Leaps and bounds in the development of cryopreservation technology have allowed rapid advancements in reproductive technology, stem cell therapies, and even to save species from extinction. However, as part of the cryopreservation process, agents are added to protect the cells against damage and dehydration while going through the freezing process.
The two primary agents that have been used in cryopreservation for the past few decades are dimethyl sulfoxide and glycerol, which are both toxic. These agents are also unsuitable for hundreds of cell types, and so far organ and tissue preservation has not been achieved.
Because of this, as many as 60% of donated hearts and lungs are being discarded.
“We have these massive organ shortages, yet most of them just get thrown away” says lead researcher Dr Saffron Bryant from RMIT. “We only have hours to get an organ from a donor to a recipient.”
A new body of research has trialled the effectiveness of deep eutectic solvents as cryoprotectants. The team compared six different solvents’ suitability for mammalian cells, and tested for thermal properties, toxicity, and permeability into four types of mammal cells including skin and brain.
They identified that a deep eutectic solvent made from proline and glycerol was the most effective cryoprotective agent for mammal cells. This solvent was also less toxic than when using its components individually, which highlights the potential in optimising cryopreservation using combination agents. These cryoprotective agents could even be tailored to specific cell types, with potentially thousands of combinations to be developed.

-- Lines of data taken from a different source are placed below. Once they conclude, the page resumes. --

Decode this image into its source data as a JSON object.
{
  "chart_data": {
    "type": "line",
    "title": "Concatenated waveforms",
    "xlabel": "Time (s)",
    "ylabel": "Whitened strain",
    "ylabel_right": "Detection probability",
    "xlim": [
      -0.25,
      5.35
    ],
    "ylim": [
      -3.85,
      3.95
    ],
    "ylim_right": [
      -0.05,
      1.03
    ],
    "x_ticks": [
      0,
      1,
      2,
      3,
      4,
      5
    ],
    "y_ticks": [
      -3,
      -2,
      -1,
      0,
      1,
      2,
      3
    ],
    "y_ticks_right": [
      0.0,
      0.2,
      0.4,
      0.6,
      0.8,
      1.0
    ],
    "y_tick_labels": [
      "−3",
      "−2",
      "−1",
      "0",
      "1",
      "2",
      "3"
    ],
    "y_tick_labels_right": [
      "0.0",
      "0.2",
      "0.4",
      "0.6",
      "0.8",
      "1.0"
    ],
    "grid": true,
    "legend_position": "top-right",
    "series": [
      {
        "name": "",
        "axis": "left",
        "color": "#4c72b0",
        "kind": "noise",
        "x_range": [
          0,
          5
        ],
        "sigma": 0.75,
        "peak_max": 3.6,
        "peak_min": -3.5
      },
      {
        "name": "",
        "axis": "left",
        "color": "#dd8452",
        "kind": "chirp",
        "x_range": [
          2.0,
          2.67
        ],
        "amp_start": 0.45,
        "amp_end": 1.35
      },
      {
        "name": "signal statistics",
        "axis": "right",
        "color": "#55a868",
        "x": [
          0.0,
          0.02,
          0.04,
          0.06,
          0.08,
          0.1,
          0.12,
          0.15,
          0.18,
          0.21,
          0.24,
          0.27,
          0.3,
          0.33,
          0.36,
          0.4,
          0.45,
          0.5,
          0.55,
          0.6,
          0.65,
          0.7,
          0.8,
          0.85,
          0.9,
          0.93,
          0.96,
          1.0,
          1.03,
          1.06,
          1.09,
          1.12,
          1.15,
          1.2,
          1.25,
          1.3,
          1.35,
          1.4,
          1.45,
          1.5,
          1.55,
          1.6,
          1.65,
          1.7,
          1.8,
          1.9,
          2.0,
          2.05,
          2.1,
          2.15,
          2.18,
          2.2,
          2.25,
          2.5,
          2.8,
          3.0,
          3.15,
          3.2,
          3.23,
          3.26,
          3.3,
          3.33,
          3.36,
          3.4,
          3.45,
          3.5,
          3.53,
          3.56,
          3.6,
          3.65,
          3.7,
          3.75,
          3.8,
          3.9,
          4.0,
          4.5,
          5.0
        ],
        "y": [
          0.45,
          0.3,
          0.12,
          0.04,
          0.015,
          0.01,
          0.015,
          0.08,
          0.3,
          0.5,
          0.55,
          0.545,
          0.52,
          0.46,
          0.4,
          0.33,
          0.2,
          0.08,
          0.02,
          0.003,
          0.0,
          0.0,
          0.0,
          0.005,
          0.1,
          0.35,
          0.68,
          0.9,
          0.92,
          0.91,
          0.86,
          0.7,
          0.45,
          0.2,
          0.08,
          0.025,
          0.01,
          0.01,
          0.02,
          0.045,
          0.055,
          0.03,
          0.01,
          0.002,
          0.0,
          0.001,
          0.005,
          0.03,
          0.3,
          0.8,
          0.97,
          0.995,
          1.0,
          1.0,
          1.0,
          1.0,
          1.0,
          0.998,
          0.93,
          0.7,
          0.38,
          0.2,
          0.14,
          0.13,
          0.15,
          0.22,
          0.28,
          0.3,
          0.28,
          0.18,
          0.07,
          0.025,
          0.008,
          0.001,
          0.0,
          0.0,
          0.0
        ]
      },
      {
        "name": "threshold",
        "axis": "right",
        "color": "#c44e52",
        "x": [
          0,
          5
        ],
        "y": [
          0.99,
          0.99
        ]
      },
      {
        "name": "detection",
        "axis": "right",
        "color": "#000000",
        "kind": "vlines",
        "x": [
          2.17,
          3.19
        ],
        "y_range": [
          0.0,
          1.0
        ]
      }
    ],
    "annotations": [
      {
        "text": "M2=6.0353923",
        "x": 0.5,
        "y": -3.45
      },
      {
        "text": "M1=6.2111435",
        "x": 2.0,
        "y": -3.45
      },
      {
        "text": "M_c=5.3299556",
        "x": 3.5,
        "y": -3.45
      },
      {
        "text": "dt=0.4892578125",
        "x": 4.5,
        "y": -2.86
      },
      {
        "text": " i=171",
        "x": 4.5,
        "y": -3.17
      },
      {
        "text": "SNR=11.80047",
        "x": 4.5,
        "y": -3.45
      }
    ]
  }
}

The team were also able to extend the incubation time of the cells with this new cryopreservation agent.
“Incubating these cells with the cryoprotectant at 37°C for several hours prior to freezing and keeping them viable is a crucial step towards the storage of organs and tissues,” says Bryant. “It means we could expose organs to the cryoprotectants for long enough for them to penetrate into the deepest layers of the organ without causing damage.”
With about 1,850 people on the organ transplant waiting list in Australia, and more than 100,000 waiting for a transplant in the US, these new cryoprotective agents could potentially help keep donated organs viable for years, rather than hours.
“We have a long way to go with our research, as we’ve only looked at single cells and it’s a much more complicated process for organs,” says Bryant. “But if we can develop this approach to store organs, we could eliminate organ shortages – there would be no waiting lists at all.”
To find out more, this original research has been published in Journal of Materials Chemistry B.